Tuesday, March 14, 2006

Google Alert

Better think twice next time you try to Google something. Big brother is trying to watch you.

From the American Progress Action Fund:
PRIVACY -- GOOGLE GOES TO COURT TODAY TO DEFEND USERS' PRIVACY RECORDS: Google heads to a San Jose federal court today to defends its customers' privacy records. The Justice Department lawyers asked the company in January "to turn over millions of users' search requests and one million randomly selected Web site addresses within 21 days of a court decision." Google resisted the subpoena on the grounds that supplying the government with the information would violate users' privacy. Google is also resisting the move because it fears that the records could expose trade secrets on how its search service works. The government, on the other hand, is seeking the information to buttress its defense of the Child Online Protection Act, a federal law that has been designed to keep children from sexually explicit content on the Internet.
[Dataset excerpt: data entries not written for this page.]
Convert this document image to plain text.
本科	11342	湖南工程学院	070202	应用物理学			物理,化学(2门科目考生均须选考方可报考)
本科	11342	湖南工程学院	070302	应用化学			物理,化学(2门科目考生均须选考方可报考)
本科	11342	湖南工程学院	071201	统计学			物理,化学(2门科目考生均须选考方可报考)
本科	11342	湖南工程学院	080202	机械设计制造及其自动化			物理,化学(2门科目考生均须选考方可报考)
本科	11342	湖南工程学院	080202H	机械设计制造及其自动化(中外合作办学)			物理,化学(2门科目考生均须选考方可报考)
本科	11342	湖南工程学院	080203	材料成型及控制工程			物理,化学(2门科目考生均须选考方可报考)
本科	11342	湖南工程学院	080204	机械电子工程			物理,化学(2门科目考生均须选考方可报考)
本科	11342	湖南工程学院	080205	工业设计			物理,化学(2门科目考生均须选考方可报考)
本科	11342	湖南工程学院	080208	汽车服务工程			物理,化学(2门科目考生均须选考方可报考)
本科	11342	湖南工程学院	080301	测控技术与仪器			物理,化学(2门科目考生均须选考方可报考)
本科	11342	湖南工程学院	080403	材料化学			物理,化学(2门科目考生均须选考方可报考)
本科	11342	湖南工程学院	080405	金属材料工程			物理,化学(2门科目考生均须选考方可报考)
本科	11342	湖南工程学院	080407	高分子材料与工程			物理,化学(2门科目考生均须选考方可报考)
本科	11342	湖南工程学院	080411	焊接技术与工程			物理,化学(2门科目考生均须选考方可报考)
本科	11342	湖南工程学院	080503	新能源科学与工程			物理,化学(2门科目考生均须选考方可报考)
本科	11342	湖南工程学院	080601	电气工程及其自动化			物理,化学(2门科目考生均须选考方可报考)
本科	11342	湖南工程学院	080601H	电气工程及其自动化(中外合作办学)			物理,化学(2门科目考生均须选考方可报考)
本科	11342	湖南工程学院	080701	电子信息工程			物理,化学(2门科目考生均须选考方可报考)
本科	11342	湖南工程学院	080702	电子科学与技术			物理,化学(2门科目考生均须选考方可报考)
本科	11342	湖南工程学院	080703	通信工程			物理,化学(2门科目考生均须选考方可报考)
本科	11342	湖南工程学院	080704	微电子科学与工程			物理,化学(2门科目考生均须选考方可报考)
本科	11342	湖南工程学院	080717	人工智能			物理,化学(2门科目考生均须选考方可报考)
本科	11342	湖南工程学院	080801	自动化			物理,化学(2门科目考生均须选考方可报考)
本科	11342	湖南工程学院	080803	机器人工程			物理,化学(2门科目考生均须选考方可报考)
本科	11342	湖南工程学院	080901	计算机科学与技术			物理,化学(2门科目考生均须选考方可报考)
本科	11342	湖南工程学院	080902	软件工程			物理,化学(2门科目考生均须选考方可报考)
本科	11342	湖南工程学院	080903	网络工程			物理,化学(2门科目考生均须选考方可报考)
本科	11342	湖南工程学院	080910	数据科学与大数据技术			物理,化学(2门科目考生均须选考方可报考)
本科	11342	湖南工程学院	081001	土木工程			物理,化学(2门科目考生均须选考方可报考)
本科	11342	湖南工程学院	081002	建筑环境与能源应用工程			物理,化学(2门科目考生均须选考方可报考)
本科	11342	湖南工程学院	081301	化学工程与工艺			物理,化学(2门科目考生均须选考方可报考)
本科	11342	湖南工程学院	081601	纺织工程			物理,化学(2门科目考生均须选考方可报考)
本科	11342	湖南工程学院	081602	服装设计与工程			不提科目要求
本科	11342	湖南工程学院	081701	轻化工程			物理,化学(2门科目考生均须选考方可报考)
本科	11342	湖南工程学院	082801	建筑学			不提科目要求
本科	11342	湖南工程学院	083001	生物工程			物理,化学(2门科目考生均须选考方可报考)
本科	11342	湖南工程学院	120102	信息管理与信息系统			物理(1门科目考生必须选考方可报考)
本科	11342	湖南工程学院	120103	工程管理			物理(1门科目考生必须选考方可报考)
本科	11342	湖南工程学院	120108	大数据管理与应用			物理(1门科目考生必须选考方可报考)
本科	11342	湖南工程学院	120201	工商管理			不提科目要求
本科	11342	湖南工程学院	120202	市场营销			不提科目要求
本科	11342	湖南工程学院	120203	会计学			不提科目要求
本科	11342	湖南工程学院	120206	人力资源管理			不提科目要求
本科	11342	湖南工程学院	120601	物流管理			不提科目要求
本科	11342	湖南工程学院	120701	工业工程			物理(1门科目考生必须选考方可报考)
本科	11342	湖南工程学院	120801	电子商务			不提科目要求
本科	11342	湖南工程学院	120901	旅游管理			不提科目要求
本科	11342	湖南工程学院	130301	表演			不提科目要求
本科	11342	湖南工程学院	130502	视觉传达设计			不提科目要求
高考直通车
The Supreme Court previously blocked implementation of that act. "This case comes at a time when people are starting to recognize that the information they put into their computers creates a record," said Lauren Gelman, associate director of Stanford University's Center for Internet and Society. To what extent those records can be demanded by -- and turned over to --the government will be central question for the court. "The government is not entitled to go on a fishing expedition through millions of Google searches any time it wants, just because it claims
that it needs that information," said ACLU staff attorney Aden Fine.